Но Петр Петрович не любил и боялся скандалов. И теперь сердце его грызла мука, что жена кричит, выдумывает в раздражении даже небывалое, говорит о деньгах, о родне – а в кухне все слышно. А если и не слышно, то Лиза и Агаша-маленькая, верно, пробрались в соседнюю комнату и подслушивают. Ну, говори что хочешь, хоть дерись – да по секрету, чтобы люди не слыхали.
Мысль о подслушивании истомила Петра Петровича. Он не выдержал, вскочил с кресла и внезапно распахнул дверь в столовую.
Против ожидания, Агаши-маленькой он там не застал, хотя в дверях как будто мелькнул кусочек розового платья. Удаляющихся шагов тоже не было слышно; но, если сказать правду, их и не мог бы никто слышать, так как Агаша, для удобства, носила войлочные туфли.
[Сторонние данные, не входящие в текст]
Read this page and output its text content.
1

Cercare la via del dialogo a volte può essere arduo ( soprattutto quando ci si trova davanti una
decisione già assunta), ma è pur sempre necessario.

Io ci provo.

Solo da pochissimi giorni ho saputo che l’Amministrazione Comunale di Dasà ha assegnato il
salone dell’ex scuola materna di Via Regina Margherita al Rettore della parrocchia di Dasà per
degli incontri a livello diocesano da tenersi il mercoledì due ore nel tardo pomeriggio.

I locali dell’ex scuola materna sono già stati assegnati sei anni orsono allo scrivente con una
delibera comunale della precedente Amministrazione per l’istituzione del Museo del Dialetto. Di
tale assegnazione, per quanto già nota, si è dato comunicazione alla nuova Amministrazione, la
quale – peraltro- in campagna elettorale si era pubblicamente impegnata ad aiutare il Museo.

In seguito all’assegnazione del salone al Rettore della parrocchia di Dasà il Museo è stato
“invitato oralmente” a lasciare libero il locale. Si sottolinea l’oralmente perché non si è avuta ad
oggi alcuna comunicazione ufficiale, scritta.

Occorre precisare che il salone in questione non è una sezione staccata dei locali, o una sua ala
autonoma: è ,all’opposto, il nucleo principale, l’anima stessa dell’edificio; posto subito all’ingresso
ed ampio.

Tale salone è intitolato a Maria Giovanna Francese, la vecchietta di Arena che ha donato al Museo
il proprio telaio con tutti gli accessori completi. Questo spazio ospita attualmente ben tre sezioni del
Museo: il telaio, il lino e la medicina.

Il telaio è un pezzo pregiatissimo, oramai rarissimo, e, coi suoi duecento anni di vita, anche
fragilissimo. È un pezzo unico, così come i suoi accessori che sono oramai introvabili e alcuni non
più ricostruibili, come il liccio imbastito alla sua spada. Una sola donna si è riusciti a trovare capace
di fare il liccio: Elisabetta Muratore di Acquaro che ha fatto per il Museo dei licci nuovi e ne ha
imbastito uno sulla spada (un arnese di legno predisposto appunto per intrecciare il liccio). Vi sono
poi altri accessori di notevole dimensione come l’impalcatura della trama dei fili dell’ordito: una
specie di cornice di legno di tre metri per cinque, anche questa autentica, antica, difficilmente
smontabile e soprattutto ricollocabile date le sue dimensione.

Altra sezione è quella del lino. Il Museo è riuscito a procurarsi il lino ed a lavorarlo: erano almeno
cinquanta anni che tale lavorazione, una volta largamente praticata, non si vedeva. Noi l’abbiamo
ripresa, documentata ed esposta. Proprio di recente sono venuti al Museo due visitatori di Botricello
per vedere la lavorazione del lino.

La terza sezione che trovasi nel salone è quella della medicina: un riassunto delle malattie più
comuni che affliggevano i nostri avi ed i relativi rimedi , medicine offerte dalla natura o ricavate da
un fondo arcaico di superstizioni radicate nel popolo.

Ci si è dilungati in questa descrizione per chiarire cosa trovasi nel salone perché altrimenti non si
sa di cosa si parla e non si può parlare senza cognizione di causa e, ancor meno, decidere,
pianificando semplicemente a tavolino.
Около буфета Лиза, с непроницаемо-мирным лицом, уставляла тарелки и сейчас же вышла.
Петр Петрович притворил дверь и вернулся в гостиную.
– Успокойся, друг мой! – начал он почти шепотом. – Нехорошо. Люди слышат. Ты кричишь о таких вещах.
– Оставь, оставь! Мне все равно, я кому угодно готова рассказать… Это немыслимо, что ты делаешь! Я сидела дома вчера, а ты был в театре, в ложе у кого, а? У m-me Губинской! И скрыл, да! Вот это ново! Я напишу тете, уеду к ней в имение, уеду, уеду…
– Друг мой, уверяю – это вышло случайно… И притом Губинский – наш казначей.
Но тут Лидия Ивановна так завизжала, зарыдала, что Петр Петрович принял решительные меры: он бросился в переднюю, надел пальто и вышел. Супруг справедливо рассудил, что Лидия Ивановна умолкнет, когда ей некого будет упрекать.
И точно, оставшись одна, Лидия Ивановна сразу притихла и даже подумала с некоторою радостью, что ссора кончилась благополучно. Но вместе с радостью была у нее в душе и досада. Ссора – это все-таки нечто, все-таки происшествие, а теперь, когда все замолкло и только часы постукивали в столовой, опять вернулась долгая, тягостная скука.
Лидия Ивановна была замужем три года. Она казалась старше своих лет: на самом деле ей не минуло двадцати двух. Она порою забывала, сколько ей лет, – так все последние года походили один на другой.
Первое время замужества она была влюблена в Петра Петровича, как в институте влюблялась в учителей рисования и музыки; но потом, мало-помалу, влюбленность прошла, и она даже удивлялась, как могла раньше не замечать, что у Петра Петровича такие большие, бледные уши, из которых торчат пучки беловатых волос. Петра Петровича она стала просто считать необходимой своей принадлежностью, привычной вещью, которой почти не замечаешь.